Can the high throughput yield of solar thermal interfacial evaporation systems be beyond theoretical efficiency?

Abstract

Solar steam generation (SSG) offers a sustainable energy source for generating fresh water worldwide as the world grapples with water scarcity. Collective global efforts have spurred significant developments, leading to solar-to-steam conversion efficiencies surpassing theoretical limits over the last decade. However, the condensate yield remains suboptimal, and thermal losses are under ideal conditions, necessitating a critical evaluation of the practical applicability and scalability of this technology. This comprehensive study conducts an in-depth review of recent advancements in real-time solar steam generation, presenting strategies for high throughput yield of condensate through targeted modifications to core components, achieving higher yields with minimum complexity.

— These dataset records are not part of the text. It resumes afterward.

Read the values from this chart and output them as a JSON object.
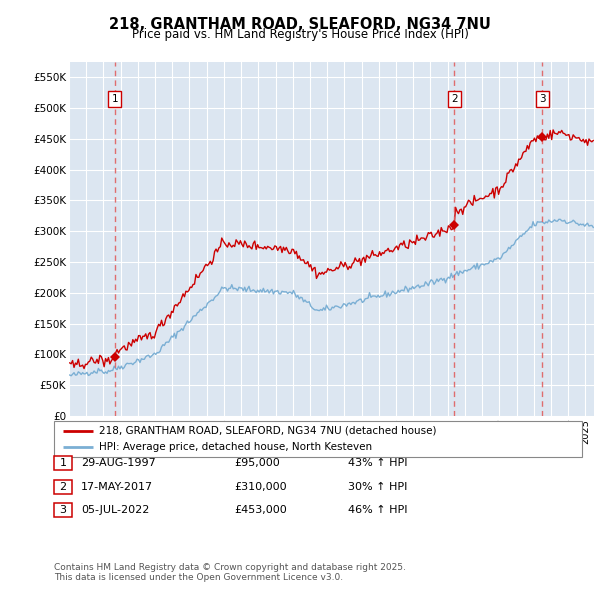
{
  "title": "218, GRANTHAM ROAD, SLEAFORD, NG34 7NU",
  "subtitle": "Price paid vs. HM Land Registry's House Price Index (HPI)",
  "ylim": [
    0,
    575000
  ],
  "yticks": [
    0,
    50000,
    100000,
    150000,
    200000,
    250000,
    300000,
    350000,
    400000,
    450000,
    500000,
    550000
  ],
  "ytick_labels": [
    "£0",
    "£50K",
    "£100K",
    "£150K",
    "£200K",
    "£250K",
    "£300K",
    "£350K",
    "£400K",
    "£450K",
    "£500K",
    "£550K"
  ],
  "xlim_start": 1995.0,
  "xlim_end": 2025.5,
  "sale_dates": [
    "29-AUG-1997",
    "17-MAY-2017",
    "05-JUL-2022"
  ],
  "sale_prices": [
    95000,
    310000,
    453000
  ],
  "sale_times": [
    1997.667,
    2017.375,
    2022.5
  ],
  "sale_labels": [
    "1",
    "2",
    "3"
  ],
  "sale_pct": [
    "43% ↑ HPI",
    "30% ↑ HPI",
    "46% ↑ HPI"
  ],
  "legend_property": "218, GRANTHAM ROAD, SLEAFORD, NG34 7NU (detached house)",
  "legend_hpi": "HPI: Average price, detached house, North Kesteven",
  "footnote_line1": "Contains HM Land Registry data © Crown copyright and database right 2025.",
  "footnote_line2": "This data is licensed under the Open Government Licence v3.0.",
  "property_color": "#cc0000",
  "hpi_color": "#7bafd4",
  "plot_bg": "#dce6f1",
  "grid_color": "#ffffff",
  "dashed_line_color": "#e06060",
  "fig_bg": "#ffffff"
}
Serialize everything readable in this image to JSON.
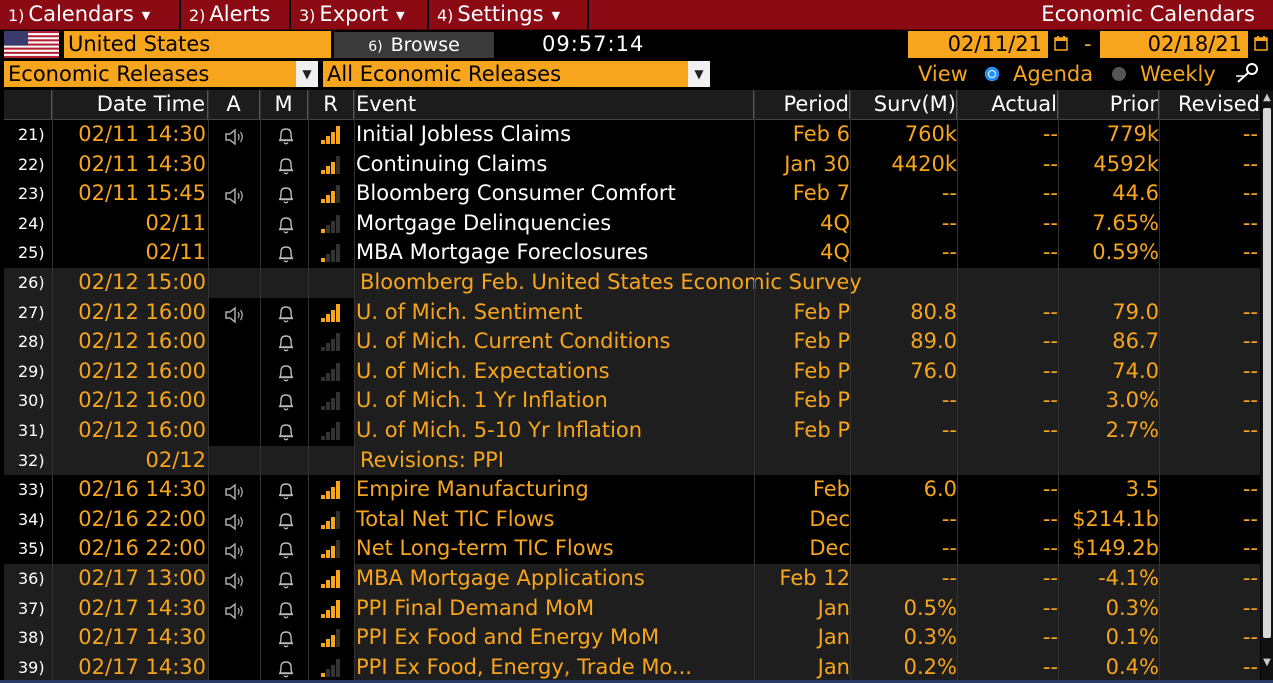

The strategies that unlock the maximum possible output from SSG technology are first discussed comprehensively with current limitations and possible solutions. Subsequently, we analyze the environmental factors that significantly boost or drop the theoretical efficiency without being noticed in calculations. We further elucidate potential applications and underlying challenges while discussing contemporary methods to overcome these hurdles. This study ultimately aims to explore the possibility of surpassing theoretical efficiency limits in SSG systems, achieving high-throughput yields that would greatly benefit researchers in developing scalable, next-generation evaporators with unprecedented efficiency.